Equally stunning is the age of the water factory. The two teams of astrophysicists that found the quasar were looking out in space a distance of 12 billion light years. That means they were also looking back in time 12 billion years, to when the universe itself was just 1.6 billion years old. They were watching water being formed at the very start of the known universe, which is to say, water was one of the first substances formed, created in galactic volumes from the earliest time. Given water’s creative power to shape geology, climate and biology, that’s dramatic.

“It's another demonstration that water is pervasive throughout the universe, even at the very earliest times,” says Matt Bradford, an astrophysicist at NASA’s Jet Propulsion Laboratory and leader of one of the teams that made the discovery. (The journal article reporting the discovery is titled, without drama, “The Water Vapor Spectrum of APM 08279+5255: X-Ray Heating and Infrared Pumping over Hundreds of Parsecs.”)

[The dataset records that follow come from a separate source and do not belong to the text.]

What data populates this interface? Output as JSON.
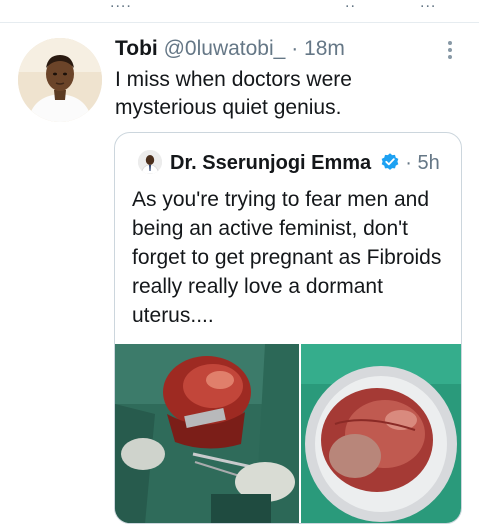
{
  "tweet": {
    "name": "Tobi",
    "handle": "@0luwatobi_",
    "separator": "·",
    "time": "18m",
    "text": "I miss when doctors were mysterious quiet genius.",
    "more_icon": "more-vertical-icon"
  },
  "quoted_tweet": {
    "name": "Dr. Sserunjogi Emma",
    "separator": "·",
    "time": "5h",
    "verified_icon": "verified-badge-icon",
    "text": "As you're trying to fear men and being an active feminist, don't forget to get pregnant as Fibroids really really love a dormant uterus....",
    "media_count": 2
  },
  "colors": {
    "text": "#14171a",
    "secondary": "#657786",
    "border": "#ccd6dd",
    "verified": "#1da1f2"
  }
}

It is not as if you’d have to wear foul-weather gear if you could visit this place in space, however. The distances are as mind-bogglingly large as the amount of water being created, so the water vapor is the finest mist--300 trillion times less dense than the air in a typical room.

And it’s not as if this intergalactic water can be of any use to us here on Earth, of course, at least not in the immediate sense. Indeed, the discovery comes as a devastating drought across eastern Africa is endangering the lives of 10 million people in Somalia, Kenya, and Ethiopia. NASA’s water discovery should be a reminder that if we have the sophistication to discover galaxies full of water 12 billion light years away, we should be able to save people just an ocean away from drought-induced starvation.

The NASA announcement is also a reminder how quickly our understanding of the universe is evolving and how much capacity for surprise nature still has for us. There’s water on Mars, there’s water jetting hundreds of miles into space from Enceladus, one of Saturn’s moons, there are icebergs of water hidden in the polar craters of our own Moon. And now it turns out that a single quasar has the ability to manufacture galaxies full of water.